Greenpeace reported Monday that its patrol ship Esperanza has located two large methane leaks at an old offshore well site in the UK North Sea. The “gas-emitting craters” on the seabed were allegedly caused by a blowout during a drilling operation in 1990, and they are still releasing the powerful greenhouse gas into the atmosphere.
“Like many places across the North Sea, climate-destroying methane has been leaking here for decades, yet the oil and gas industry, instead of closing the leak and monitoring it, continues to drill holes in the sea bed, while decision-makers turn a blind eye,” said Dr Sandra Schöttner, a marine biologist who heads the scientific team aboard the Esperanza.
According to Greenpeace, the leaks stem from a drilling accident during a 1990 exploration campaign for then-operator Mobil North Sea (now ExxonMobil). The rig was targeting an oil reservoir at well site UK22/4b, but it found a gas pocket instead, resulting in a blowout large enough to create the 15-to-50-yard craters on the seabed. Greenpeace revisited the site with an ROV and found that it was still leaking (image at top).
A 2011 site visit by a different team estimated the leak at about 90 liters of gas per second.
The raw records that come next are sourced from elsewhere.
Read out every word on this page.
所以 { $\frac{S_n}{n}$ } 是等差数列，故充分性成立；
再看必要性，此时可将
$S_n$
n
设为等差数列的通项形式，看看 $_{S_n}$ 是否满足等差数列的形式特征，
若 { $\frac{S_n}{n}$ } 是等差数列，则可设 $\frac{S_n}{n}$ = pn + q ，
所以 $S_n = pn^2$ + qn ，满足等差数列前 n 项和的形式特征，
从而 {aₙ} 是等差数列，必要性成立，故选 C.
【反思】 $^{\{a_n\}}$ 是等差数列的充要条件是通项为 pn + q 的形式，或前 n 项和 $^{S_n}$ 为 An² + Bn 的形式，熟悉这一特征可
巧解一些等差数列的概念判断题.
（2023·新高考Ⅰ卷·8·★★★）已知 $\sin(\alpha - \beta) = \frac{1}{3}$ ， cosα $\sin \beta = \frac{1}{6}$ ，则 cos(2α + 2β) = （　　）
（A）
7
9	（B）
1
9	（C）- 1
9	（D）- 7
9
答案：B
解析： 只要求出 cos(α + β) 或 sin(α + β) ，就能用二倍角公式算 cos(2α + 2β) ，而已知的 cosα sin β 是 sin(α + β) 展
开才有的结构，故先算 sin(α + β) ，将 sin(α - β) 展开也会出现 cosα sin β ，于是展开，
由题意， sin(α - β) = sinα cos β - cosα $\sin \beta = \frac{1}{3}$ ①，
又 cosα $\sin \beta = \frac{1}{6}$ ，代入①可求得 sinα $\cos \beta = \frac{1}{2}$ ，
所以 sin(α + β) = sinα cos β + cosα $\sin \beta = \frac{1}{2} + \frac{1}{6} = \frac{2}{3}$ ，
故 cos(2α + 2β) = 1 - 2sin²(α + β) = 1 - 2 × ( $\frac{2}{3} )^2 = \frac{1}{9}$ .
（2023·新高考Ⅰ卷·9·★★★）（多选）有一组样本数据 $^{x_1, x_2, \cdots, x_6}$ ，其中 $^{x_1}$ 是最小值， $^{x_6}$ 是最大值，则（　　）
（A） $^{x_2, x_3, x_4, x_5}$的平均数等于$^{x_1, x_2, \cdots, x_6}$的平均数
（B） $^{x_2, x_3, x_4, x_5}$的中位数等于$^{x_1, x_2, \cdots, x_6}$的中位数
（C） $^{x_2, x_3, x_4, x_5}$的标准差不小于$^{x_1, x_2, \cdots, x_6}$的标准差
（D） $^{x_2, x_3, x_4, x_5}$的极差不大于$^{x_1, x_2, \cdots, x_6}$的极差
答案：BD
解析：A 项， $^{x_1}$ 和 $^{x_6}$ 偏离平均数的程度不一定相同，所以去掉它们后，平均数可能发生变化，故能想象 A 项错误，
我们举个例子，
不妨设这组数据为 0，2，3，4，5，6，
Custody of the site now resides with the UK government, which has opted to wait for the reservoir to release its contents, according to Greenpeace.
“We need a rapid change to renewable energies and a just shift of fossil fuel workers to industries with a future. We need governments to bail out the climate and workers, not the polluters,” said Schöttner.
Greenpeace estimates that active oil and gas production facilities are a much larger source of fugitive methane emissions in the North Sea, with releases totaling some 72,000 tonnes per year.